A better question is, when is a congregation successfully transforming? To that question there are several great answers.
- When a congregation leans continually into the future rather than into the past. It honors the presence of God in the past, and celebrates the presence of God in the future out of their emerging understanding of that future.
- When a congregation is captivated by an empowering future vision into which it is seeking to live.
- When a congregation hardwires into its culture continual transformation, with special focus on making significant transformation every seven to nine years.
- When a congregation thinks it is more important to reach people under 40 than it is to care for people over 60.
- When the leadership of the congregation is appropriately balanced by age and tenure demographics.
- When the spiritual strategic direction of the congregation, its future story, or it felt vision is the primary criteria for determining the goodness or rightness of decisions and actions by the congregation.

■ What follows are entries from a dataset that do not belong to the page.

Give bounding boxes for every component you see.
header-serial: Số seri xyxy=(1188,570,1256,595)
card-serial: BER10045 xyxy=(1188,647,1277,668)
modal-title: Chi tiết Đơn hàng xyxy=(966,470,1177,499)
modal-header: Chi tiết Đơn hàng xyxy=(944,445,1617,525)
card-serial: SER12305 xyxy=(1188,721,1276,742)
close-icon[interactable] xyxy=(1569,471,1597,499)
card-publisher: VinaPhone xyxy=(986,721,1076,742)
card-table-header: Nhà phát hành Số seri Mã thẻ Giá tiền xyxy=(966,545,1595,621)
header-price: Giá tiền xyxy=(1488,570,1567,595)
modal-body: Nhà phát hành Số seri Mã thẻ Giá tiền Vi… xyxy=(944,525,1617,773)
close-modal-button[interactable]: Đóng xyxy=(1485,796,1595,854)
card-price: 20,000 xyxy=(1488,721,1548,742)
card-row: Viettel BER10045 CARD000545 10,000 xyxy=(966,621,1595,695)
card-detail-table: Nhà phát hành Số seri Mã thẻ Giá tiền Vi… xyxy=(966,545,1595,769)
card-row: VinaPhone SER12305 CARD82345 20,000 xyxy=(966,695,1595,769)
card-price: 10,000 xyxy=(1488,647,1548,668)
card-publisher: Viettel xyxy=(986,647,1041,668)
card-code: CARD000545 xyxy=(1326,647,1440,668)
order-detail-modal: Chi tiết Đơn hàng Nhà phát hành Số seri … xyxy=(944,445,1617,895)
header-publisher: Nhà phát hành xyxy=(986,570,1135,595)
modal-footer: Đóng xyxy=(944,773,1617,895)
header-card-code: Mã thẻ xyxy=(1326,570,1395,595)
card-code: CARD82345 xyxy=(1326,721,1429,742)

- When so much passion is focused on fulfilling the Great Commission in the spirit of the Great Commandment that there is insufficient room for unhealthy conflict to take hold in the congregation.
- When impacting lives with the love of Jesus is more important than the success of specific programs, ministries, and activities.
- When financial generosity is a hallmark of the congregation that blows totally past the struggle to get people to tithe because they are committed beyond the tithe to kingdom ministry in, through, or because of the ministry of the congregation.
- When having a kingdom impact is more important than growing this specific congregation. Growth is likely to be a side benefit, in many congregations, of a kingdom impact focus.
Well, these are ten to get started. When do you feel a congregation is successfully transforming?